Menteri Koordinator Bidang Perekonomian Airlangga Hartarto menegaskan pemerintah Indonesia tidak perlu reaktif merespons konflik di Timur Tengah, dan memastikan akan terus menjaga stabilitas ekonomi dan pasar keuangan domestik dari dampak rambatan konflik itu.
"Kita tidak perlu reaktif karena dari segi Iran sendiri men-denial, menteri luar negerinya mengatakan itu bukan dari Israel, jadi kita monitor saja dan kita tidak perlu reaktif," kata Airlangga saat ditemui di kantornya, Jakarta, Jumat, 19 April.
Menurut Airlangga, gejolak di pasar keuangan yang terjadi bukan disebabkan permasalahan ekonomi dalam negeri melainkan hanya reaksi pasar terhadap ketegangan konflik di Timur Tengah.
"Dampak itu kan bukan sehari. kita lihat walaupun market bereaksi negatif di berbagai negara kan memang turun, bukan hanya di Indonesia. Jepang juga, kemudian juga negara-negara tetangga, ya kita monitor saja," tuturnya.
Menurut Airlangga negara-negara Barat khususnya Amerika Serikat sudah menyatakan tidak mau terlibat. Begitu juga dengan Yordania, Mesir, dan Arab Saudi akan berupaya untuk menghindari eskalasi konflik.
“Negara-negara Timur Tengah lain juga enggak ada kepentingannya jadi semua menahan diri, jadi kita lihat aja, jangan kita yang reaktif sendiri,” tutur Airlangga.
Airlangga menegaskan pemerintah terus melakukan langkah antisipasi agar konflik di Timur Tengah agar tidak memberikan dampak rambatan terhadap laju perekonomian nasional.

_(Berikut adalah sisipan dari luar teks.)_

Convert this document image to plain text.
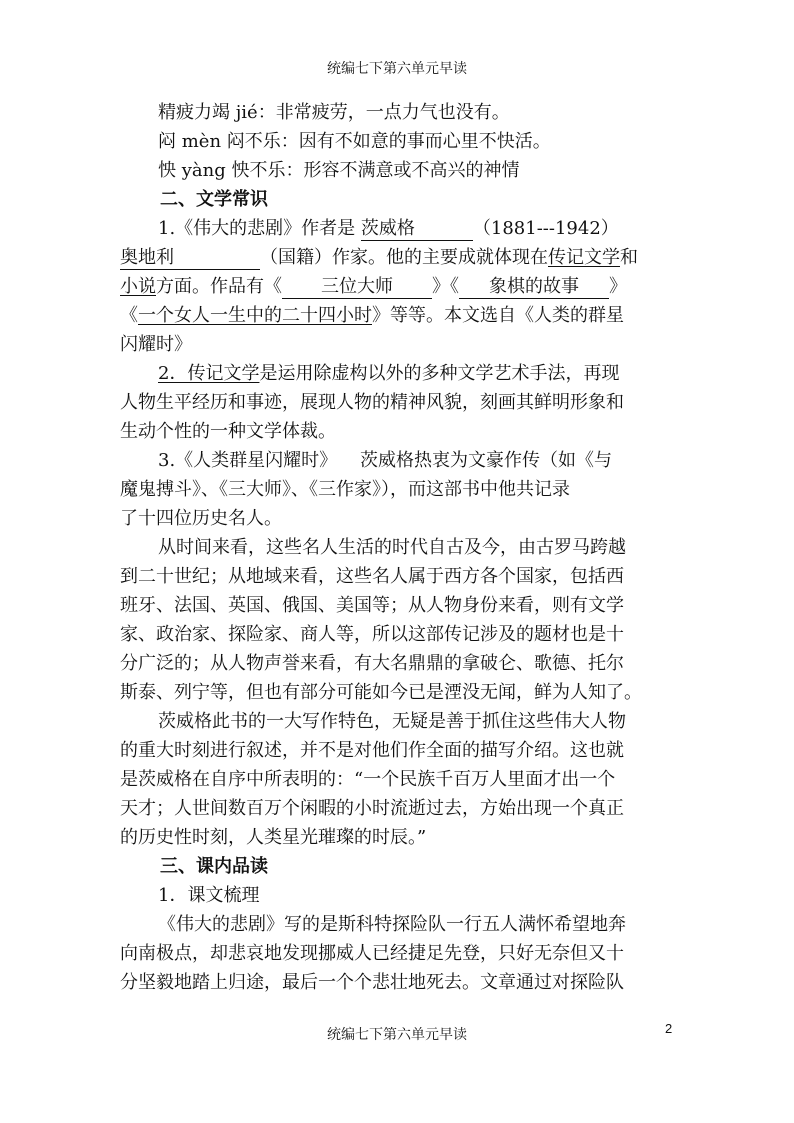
统编七下第六单元早读
精疲力竭 jié：非常疲劳，一点力气也没有。
闷 mèn 闷不乐：因有不如意的事而心里不快活。
怏 yàng 怏不乐：形容不满意或不高兴的神情
二、文学常识
1.《伟大的悲剧》作者是 茨威格	（1881---1942）
奥地利	（国籍）作家。他的主要成就体现在传记文学和
小说方面。作品有《 三位大师 》《 象棋的故事 》
《一个女人一生中的二十四小时》等等。本文选自《人类的群星
闪耀时》
2．传记文学是运用除虚构以外的多种文学艺术手法，再现
人物生平经历和事迹，展现人物的精神风貌，刻画其鲜明形象和
生动个性的一种文学体裁。
3.《人类群星闪耀时》    茨威格热衷为文豪作传（如《与
魔鬼搏斗》、《三大师》、《三作家》），而这部书中他共记录
了十四位历史名人。
从时间来看，这些名人生活的时代自古及今，由古罗马跨越
到二十世纪；从地域来看，这些名人属于西方各个国家，包括西
班牙、法国、英国、俄国、美国等；从人物身份来看，则有文学
家、政治家、探险家、商人等，所以这部传记涉及的题材也是十
分广泛的；从人物声誉来看，有大名鼎鼎的拿破仑、歌德、托尔
斯泰、列宁等，但也有部分可能如今已是湮没无闻，鲜为人知了。
茨威格此书的一大写作特色，无疑是善于抓住这些伟大人物
的重大时刻进行叙述，并不是对他们作全面的描写介绍。这也就
是茨威格在自序中所表明的：“一个民族千百万人里面才出一个
天才；人世间数百万个闲暇的小时流逝过去，方始出现一个真正
的历史性时刻，人类星光璀璨的时辰。”
三、课内品读
1．课文梳理
《伟大的悲剧》写的是斯科特探险队一行五人满怀希望地奔
向南极点，却悲哀地发现挪威人已经捷足先登，只好无奈但又十
分坚毅地踏上归途，最后一个个悲壮地死去。文章通过对探险队
统编七下第六单元早读	2
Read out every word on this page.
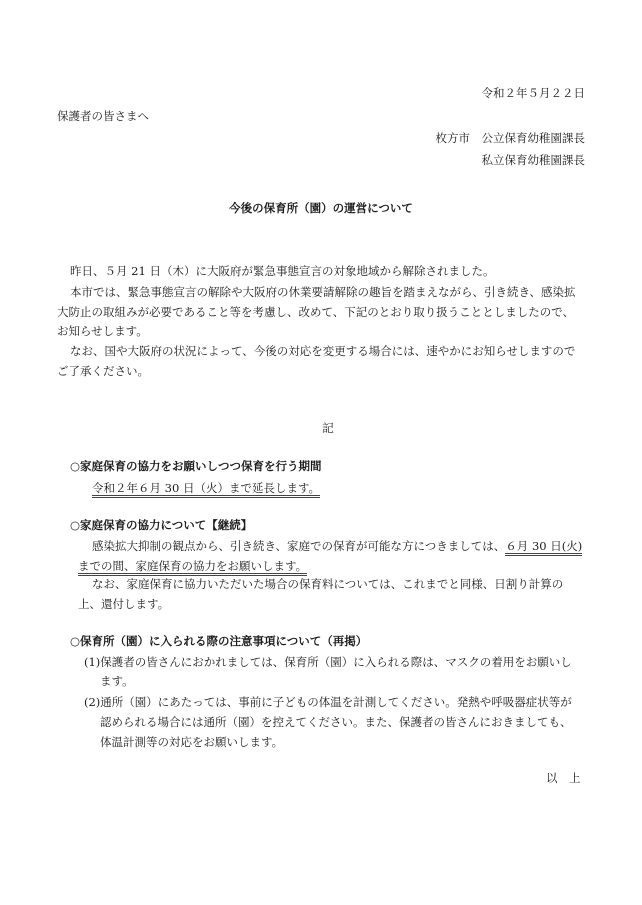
令和２年５月２２日
保護者の皆さまへ
枚方市　公立保育幼稚園課長
私立保育幼稚園課長
今後の保育所（園）の運営について
昨日、５月 21 日（木）に大阪府が緊急事態宣言の対象地域から解除されました。
本市では、緊急事態宣言の解除や大阪府の休業要請解除の趣旨を踏まえながら、引き続き、感染拡
大防止の取組みが必要であること等を考慮し、改めて、下記のとおり取り扱うこととしましたので、
お知らせします。
なお、国や大阪府の状況によって、今後の対応を変更する場合には、速やかにお知らせしますので
ご了承ください。
記
○家庭保育の協力をお願いしつつ保育を行う期間
令和２年６月 30 日（火）まで延長します。
○家庭保育の協力について【継続】
感染拡大抑制の観点から、引き続き、家庭での保育が可能な方につきましては、６月 30 日(火)
までの間、家庭保育の協力をお願いします。
なお、家庭保育に協力いただいた場合の保育料については、これまでと同様、日割り計算の
上、還付します。
○保育所（園）に入られる際の注意事項について（再掲）
(1)保護者の皆さんにおかれましては、保育所（園）に入られる際は、マスクの着用をお願いし
ます。
(2)通所（園）にあたっては、事前に子どもの体温を計測してください。発熱や呼吸器症状等が
認められる場合には通所（園）を控えてください。また、保護者の皆さんにおきましても、
体温計測等の対応をお願いします。
以　上
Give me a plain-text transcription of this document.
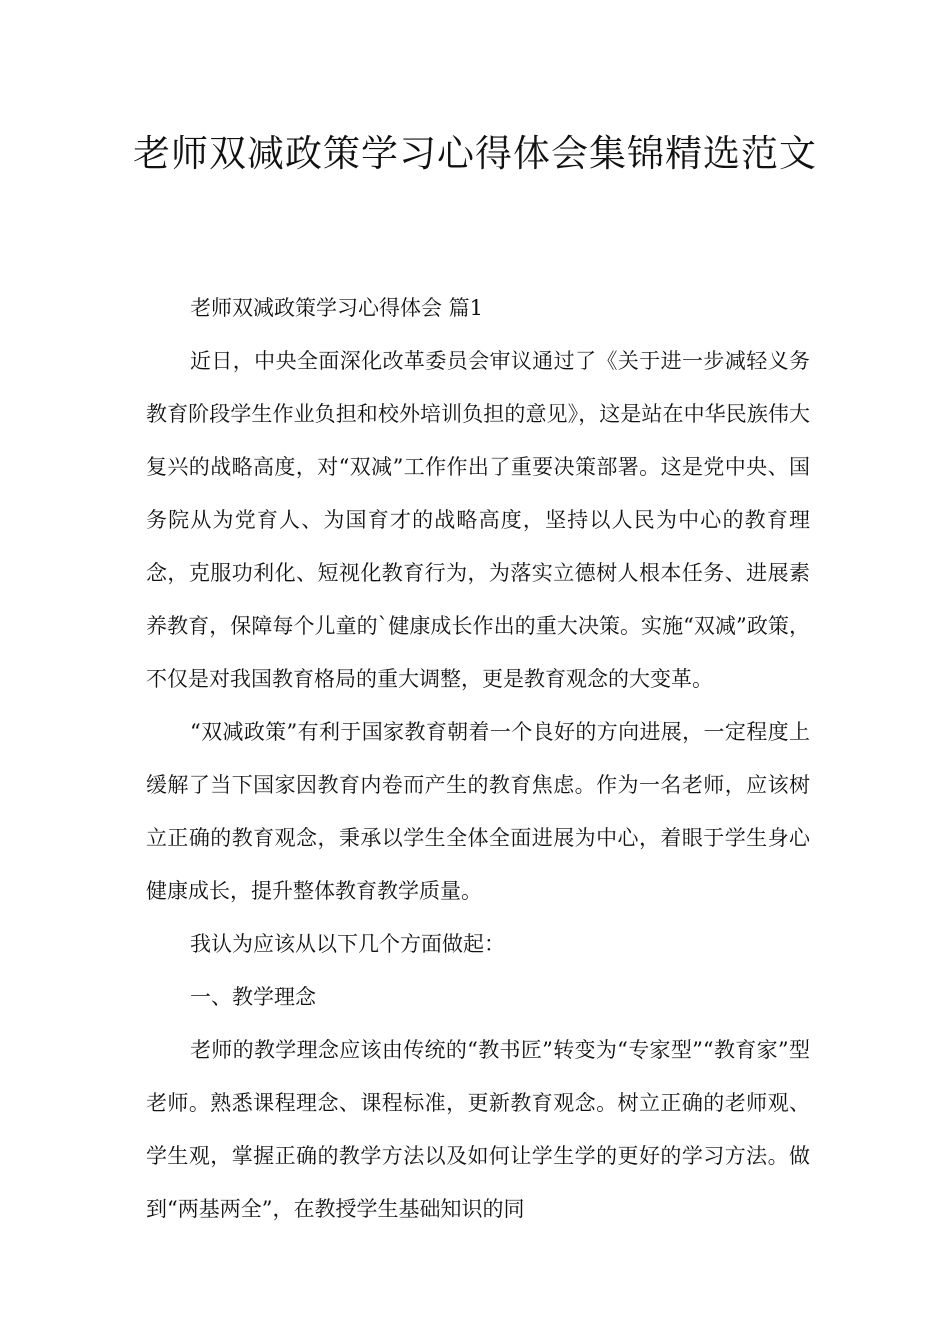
老师双减政策学习心得体会集锦精选范文

老师双减政策学习心得体会 篇1

近日，中央全面深化改革委员会审议通过了《关于进一步减轻义务教育阶段学生作业负担和校外培训负担的意见》，这是站在中华民族伟大复兴的战略高度，对“双减”工作作出了重要决策部署。这是党中央、国务院从为党育人、为国育才的战略高度，坚持以人民为中心的教育理念，克服功利化、短视化教育行为，为落实立德树人根本任务、进展素养教育，保障每个儿童的`健康成长作出的重大决策。实施“双减”政策，不仅是对我国教育格局的重大调整，更是教育观念的大变革。

“双减政策”有利于国家教育朝着一个良好的方向进展，一定程度上缓解了当下国家因教育内卷而产生的教育焦虑。作为一名老师，应该树立正确的教育观念，秉承以学生全体全面进展为中心，着眼于学生身心健康成长，提升整体教育教学质量。

我认为应该从以下几个方面做起：

一、教学理念

老师的教学理念应该由传统的“教书匠”转变为“专家型”“教育家”型老师。熟悉课程理念、课程标准，更新教育观念。树立正确的老师观、学生观，掌握正确的教学方法以及如何让学生学的更好的学习方法。做到“两基两全”，在教授学生基础知识的同
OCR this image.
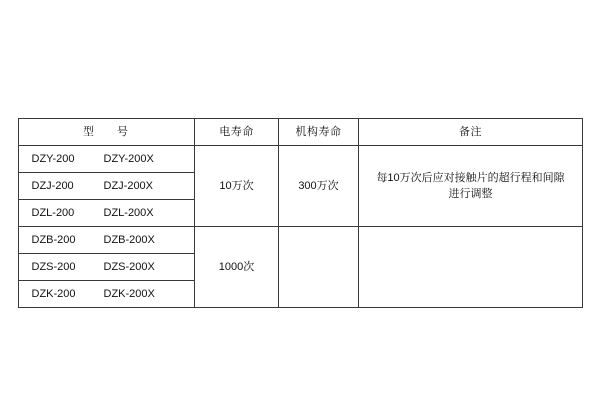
型　号	电寿命	机构寿命	备注
DZY-200 DZY-200X	10万次	300万次	每10万次后应对接触片的超行程和间隙
进行调整

DZJ-200 DZJ-200X			
DZL-200 DZL-200X			
DZB-200 DZB-200X	1000次		
DZS-200 DZS-200X			
DZK-200 DZK-200X			
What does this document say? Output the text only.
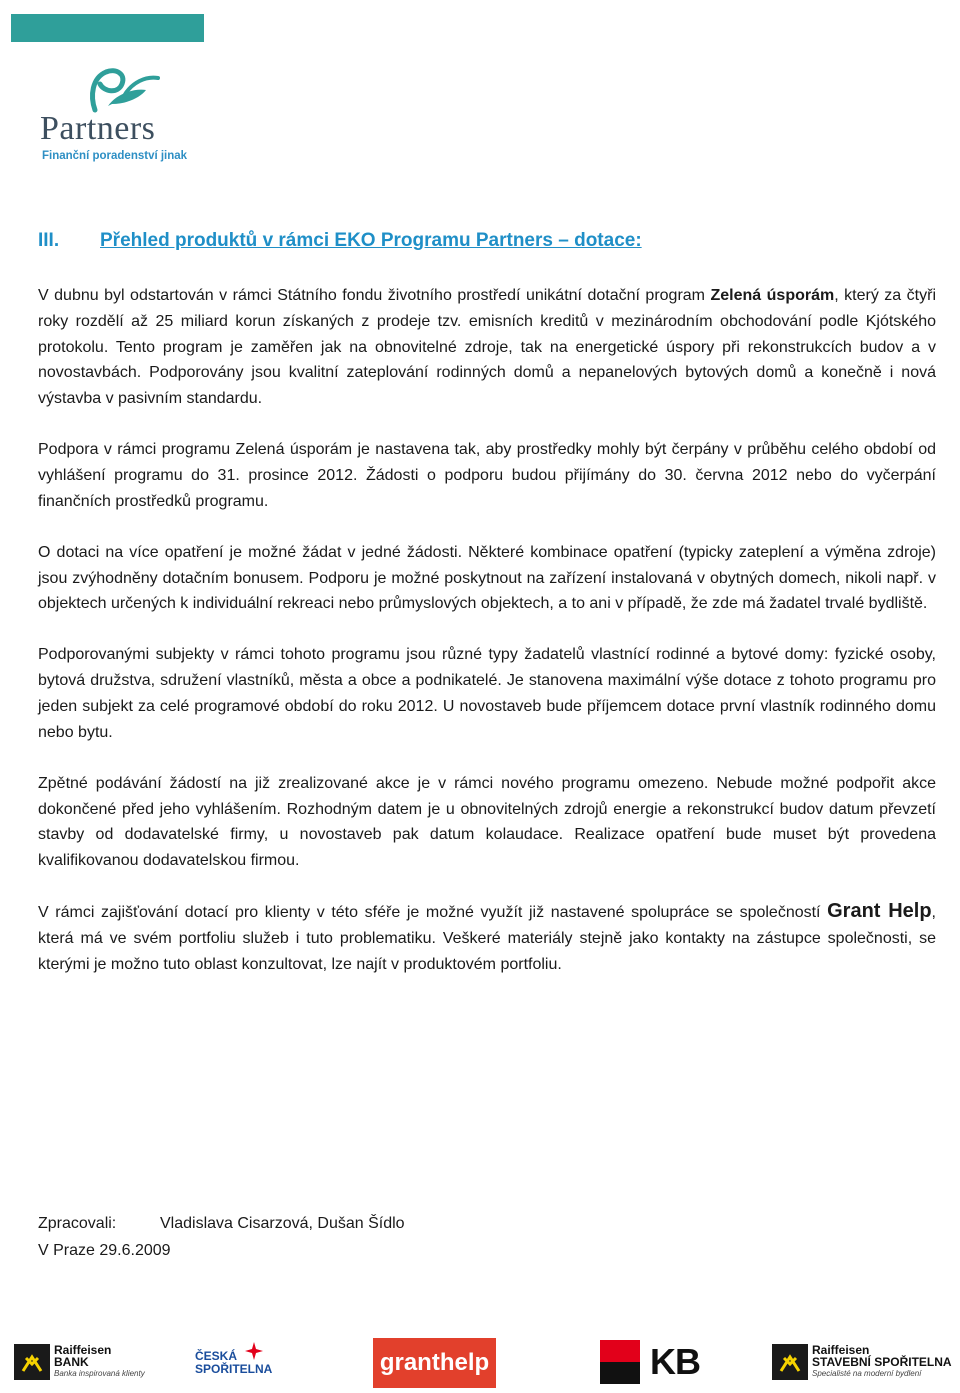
Partners
Finanční poradenství jinak
III. Přehled produktů v rámci EKO Programu Partners – dotace:

V dubnu byl odstartován v rámci Státního fondu životního prostředí unikátní dotační program Zelená úsporám, který za čtyři roky rozdělí až 25 miliard korun získaných z prodeje tzv. emisních kreditů v mezinárodním obchodování podle Kjótského protokolu. Tento program je zaměřen jak na obnovitelné zdroje, tak na energetické úspory při rekonstrukcích budov a v novostavbách. Podporovány jsou kvalitní zateplování rodinných domů a nepanelových bytových domů a konečně i nová výstavba v pasivním standardu.

Podpora v rámci programu Zelená úsporám je nastavena tak, aby prostředky mohly být čerpány v průběhu celého období od vyhlášení programu do 31. prosince 2012. Žádosti o podporu budou přijímány do 30. června 2012 nebo do vyčerpání finančních prostředků programu.

O dotaci na více opatření je možné žádat v jedné žádosti. Některé kombinace opatření (typicky zateplení a výměna zdroje) jsou zvýhodněny dotačním bonusem. Podporu je možné poskytnout na zařízení instalovaná v obytných domech, nikoli např. v objektech určených k individuální rekreaci nebo průmyslových objektech, a to ani v případě, že zde má žadatel trvalé bydliště.

Podporovanými subjekty v rámci tohoto programu jsou různé typy žadatelů vlastnící rodinné a bytové domy: fyzické osoby, bytová družstva, sdružení vlastníků, města a obce a podnikatelé. Je stanovena maximální výše dotace z tohoto programu pro jeden subjekt za celé programové období do roku 2012. U novostaveb bude příjemcem dotace první vlastník rodinného domu nebo bytu.

Zpětné podávání žádostí na již zrealizované akce je v rámci nového programu omezeno. Nebude možné podpořit akce dokončené před jeho vyhlášením. Rozhodným datem je u obnovitelných zdrojů energie a rekonstrukcí budov datum převzetí stavby od dodavatelské firmy, u novostaveb pak datum kolaudace. Realizace opatření bude muset být provedena kvalifikovanou dodavatelskou firmou.

V rámci zajišťování dotací pro klienty v této sféře je možné využít již nastavené spolupráce se společností Grant Help, která má ve svém portfoliu služeb i tuto problematiku. Veškeré materiály stejně jako kontakty na zástupce společnosti, se kterými je možno tuto oblast konzultovat, lze najít v produktovém portfoliu.

Zpracovali:	Vladislava Cisarzová, Dušan Šídlo
V Praze 29.6.2009
Raiffeisen
BANK
Banka inspirovaná klienty
ČESKÁ
SPOŘITELNA	granthelp	KB	Raiffeisen
STAVEBNÍ SPOŘITELNA
Specialisté na moderní bydlení
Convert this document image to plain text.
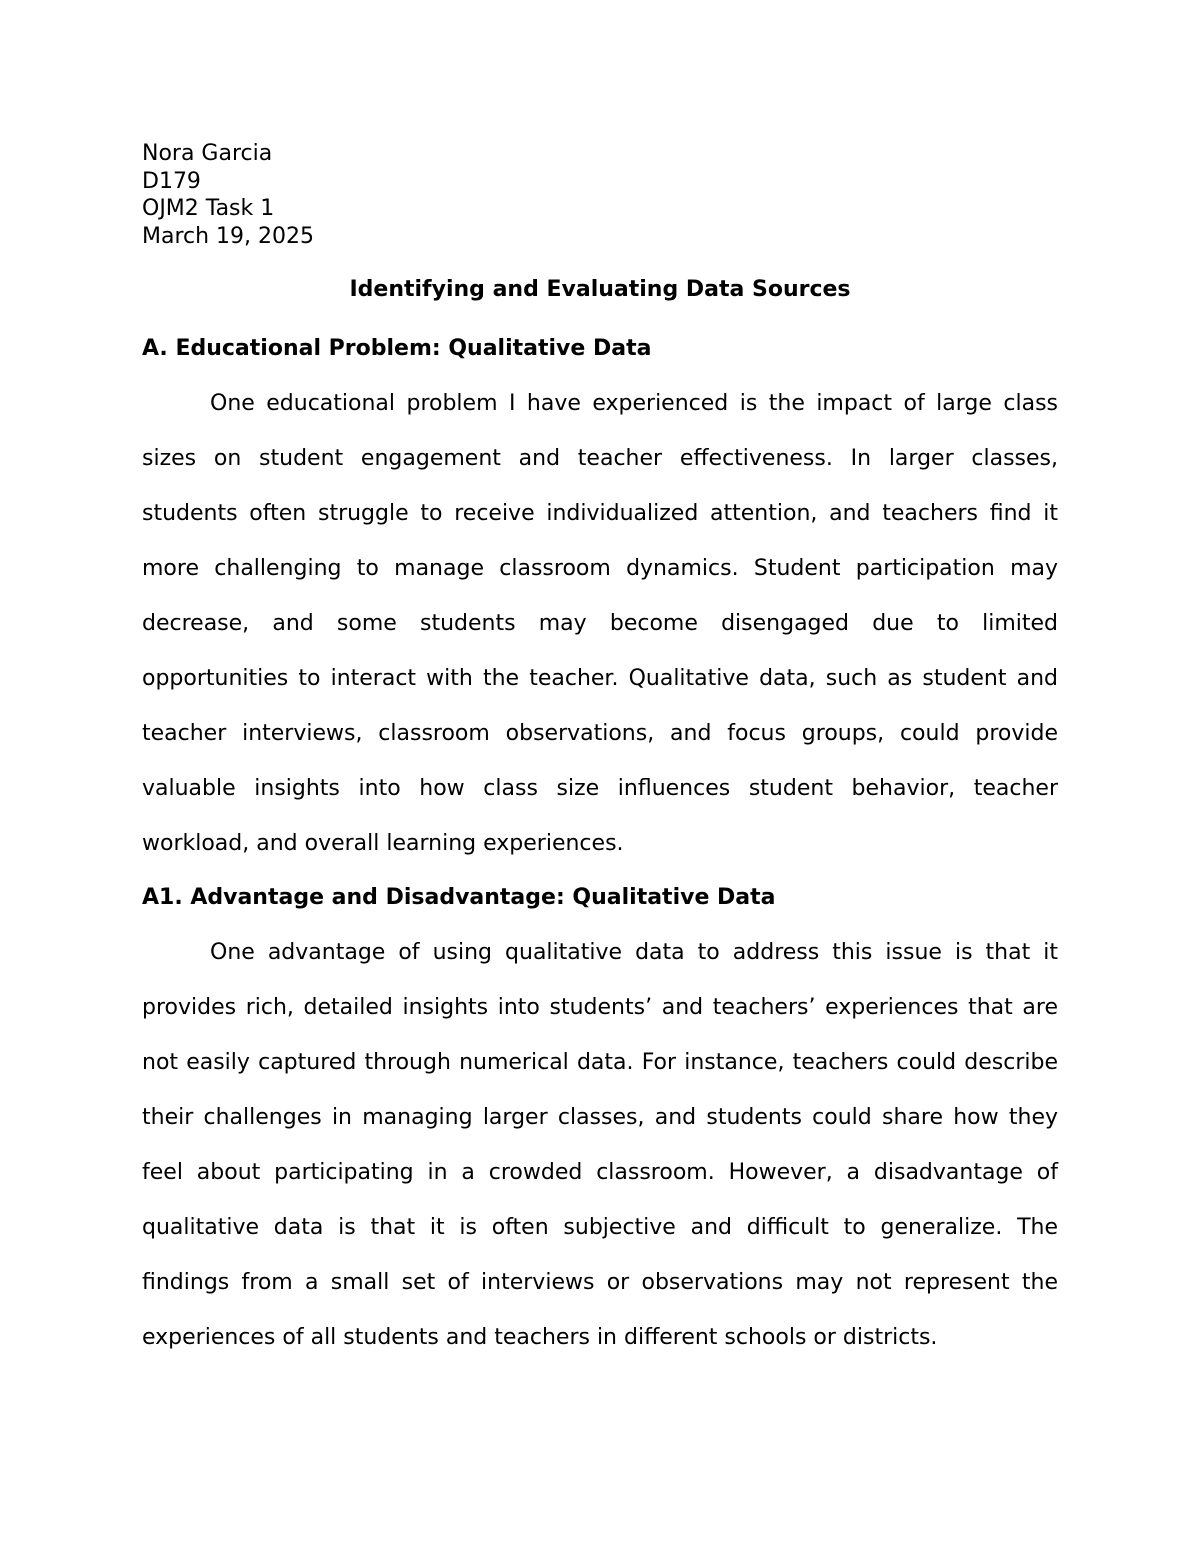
Nora Garcia

D179

OJM2 Task 1

March 19, 2025

Identifying and Evaluating Data Sources
A. Educational Problem: Qualitative Data

One educational problem I have experienced is the impact of large class sizes on student engagement and teacher effectiveness. In larger classes, students often struggle to receive individualized attention, and teachers find it more challenging to manage classroom dynamics. Student participation may decrease, and some students may become disengaged due to limited opportunities to interact with the teacher. Qualitative data, such as student and teacher interviews, classroom observations, and focus groups, could provide valuable insights into how class size influences student behavior, teacher workload, and overall learning experiences.

A1. Advantage and Disadvantage: Qualitative Data

One advantage of using qualitative data to address this issue is that it provides rich, detailed insights into students’ and teachers’ experiences that are not easily captured through numerical data. For instance, teachers could describe their challenges in managing larger classes, and students could share how they feel about participating in a crowded classroom. However, a disadvantage of qualitative data is that it is often subjective and difficult to generalize. The findings from a small set of interviews or observations may not represent the experiences of all students and teachers in different schools or districts.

“Kalau kita monitor saja yang penting kalau range kan tergantung supply dan demand jadi dalam situasi seperti ini kalau tidak ada kepentingan untuk beli dolar ya jangan dibeli, karena kan kita harus jaga kebutuhan mendatang,” ujarnya.
BACA JUGA:
Airlangga menegaskan pemerintah akan mengoptimalkan peran anggaran pendapatan dan belanja negara (APBN) untuk meredam dampak ketegangan geopolitik tersebut berdasarkan pengalaman sebelumnya saat konflik Rusia-Ukraina dan pada masa pandemi COVID-19.
“Perang yang paling dahsyat itu saat Ukraina karena ada Covid-19, ada kenaikan harga komoditas karena embargo bahan pangan dan harga minyak juga tidak terkendali dan itu bisa kita kendalikan dengan mekanisme yang ada. Kita jaga supply chain, kita jaga pasar ekspor, kemudian kita juga menggunakan APBN sebagai shock absorber,” ungkapnya.
Sebagai informasi, mengutip Bloomberg, nilai tukar Rupiah hari Jumat, 19 April 2024, Kurs rupiah spot ditutup melemah 0,50 persen ke level Rp16.260 per dolar AS. Senada, kurs rupiah Jakarta Interbank Spot Dollar Rate (Jisdor) Bank Indonesia (BI) ditutup turun 0,63 persen ke level harga Rp16.280 per dolar AS.